Going after graffiti
Police get tough on graffiti and track down a prolific tagger who vandalized sites all over the city; now he faces jail time and $75,000 in restitution
WOONSOCKET – A months-long game of cat and mouse came to an end Thursday with the arrest of one of the city’s most prolific graffiti scrawlers – an unemployed 26-year-old police say was responsible for tagging dozens of park fixtures, railroad cars, trailer trucks and utility poles.
Joshua Carey, 26, of 22 First Ave., allegedly tagged more than 150 in- dividual pieces of property, including multiple fixtures in Costa Park, across the street from his apartment, incurring an estimated $75,000 in cleanup and repair costs.
In all, Carey is facing five counts of vandalism stemming from complaints lodged against him by the city, National Grid, Providence & Worcester Railroad and The Plastics Group of America, a recycling company located at 84 Fairmount St. whose freight trucks were tagged.
During an impromptu briefing about Carey’s arrest Friday morning, Mayor Lisa Baldelli-Hunt and Police Chief Thomas F. Oates III said Carey’s arrest was the result of a dogged investigation that began with a tip – a tip police
received after the administration offered a $200 reward for information leading to the arrest of so-called graffiti artists in September.

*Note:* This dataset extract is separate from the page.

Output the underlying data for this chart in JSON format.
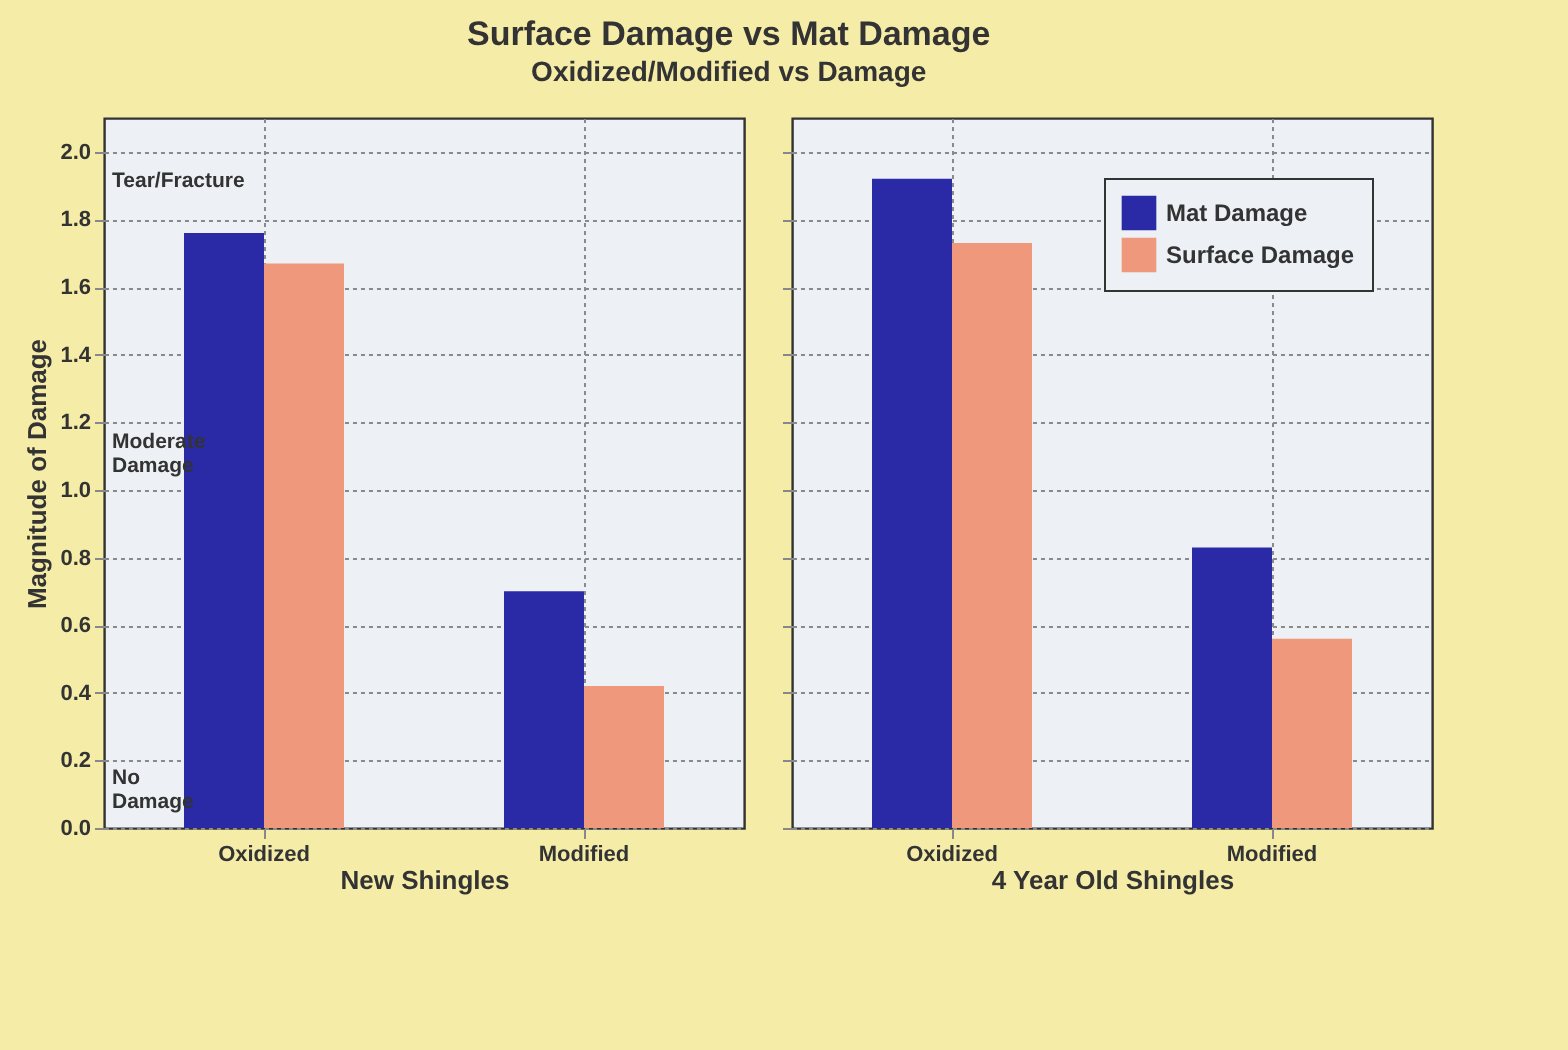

Detective Captain Michael Lemoine received the initial information and passed it along to Detective Anthony J. Conetta Jr. The detective discovered that Carey was maintaining a digital portfolio of his work on social media, marking each graffito with a unique, signature-like tag, “Easer.” The city is still offering $200 rewards for information leading to the arrest of other taggers who are active and police urge anyone with useful information to come forward.
“They think they’re artists,” said Chief Oates. “But in fact they’re criminals committing vandalism.”
Like many who fancy themselves artists, taggers are proud of their work and want to see it last – one reason graffiti ends up in hardto-reach places like the roofline of the Hospital Trust building on Main Street – not Carey’s work, incidentally. But Carey recently managed to get to the railroad trestle that spans Truman Drive, hitting it with a splotch of spray paint that’s especially noticeable from the window of City Solicitor John DeSimone’s office on the third floor of City Hall, according to Baldelli-Hunt.
A small, tight-knit clique of graffiti artists may think they’re creating masterworks for the ages, but Oates says most people, including police and city officials, see it for what it is – visual blight. Nothing works better than a scourge of graffiti to drag down a neighborhood’s self esteem or give it the tarnish of an area that’s sinking into neglect.
Baldelli-Hunt said she was “thrilled” when she found out the city’s reward program had resulted in an arrest and she offered her congratulations to the officers who were involved in the investigation.
Short of catching them in the act, which rarely happens, “Finding graffiti artists is not easy,” said the mayor. “These are the kinds of things that happen very quietly behind the scenes that make Woonsocket a better place to live.”
Baldelli-Hunt said the lion’s share of the damages caused by graffiti is associated with the labor needed to clean it up. She said the city seeks to remove graffiti as quickly as possible because leaving it sends a message of tolerance for vandalism that’s likely to encourage more graffiti artists.
The time public works crews spend scouring away and painting over graffiti “takes them away from other work in the city,” said the mayor.
Lemoine said he turned over the tip to Detective Conetta because he is a juvenile specialist in gangs and graffiti, which are often connected. In this case, Lemoine said Carey does not appear to have any gang affiliation, though he was maintaining a digital catalogue of his work on social media that police believe was intended, in part, for viewing by other graffiti artists.
After assembling enough information to tie Carey to the vandalism, Conetta obtained a warrant for his arrest and took him into custody from his third floor apartment at 22 First Ave. shortly after noon Thursday. Police said he was asleep in one of the bedrooms when they arrived.
Among other things, police seized two cans of spray paint as evidence.
When police showed him a collection of photographs depicting roughly 170 individual graffiti incidents, Carey confessed that he was responsible for most of them, Detective Sgt. Matt Ryan said.
The mayor said the city is pushing for full restitution in the case, but it’s unclear how that might be structured until the case is resolved.
Following a preliminary appearance in District Court, a judge set bail at $500 on the vandalism charges Friday, but he was held for another hearing as a violator of his sentence on a prior conviction on robbery charges out of Johnston, according to the judiciary’s web site. That hearing was set for later Friday, but the results were not available at press time.
Carey was sentenced to 15 years in the robbery, with five to serve and 10 suspended, with probation, effective April 7, 2014. If he’s declared to have violated the terms of his probation by committing new graffiti crimes, Carey could be ordered to serve a portion of that suspended sentence at the Adult Correctional Institutions.
His next hearing on the vandalism charges is Feb. 12.
Meanwhile, Chief Oates urges anyone with information about graffiti artists to pass it along to the police at 766-1212.
“We do actively follow up on any tip or information that we get,” he said, “and if you see it happening, call police immediately.”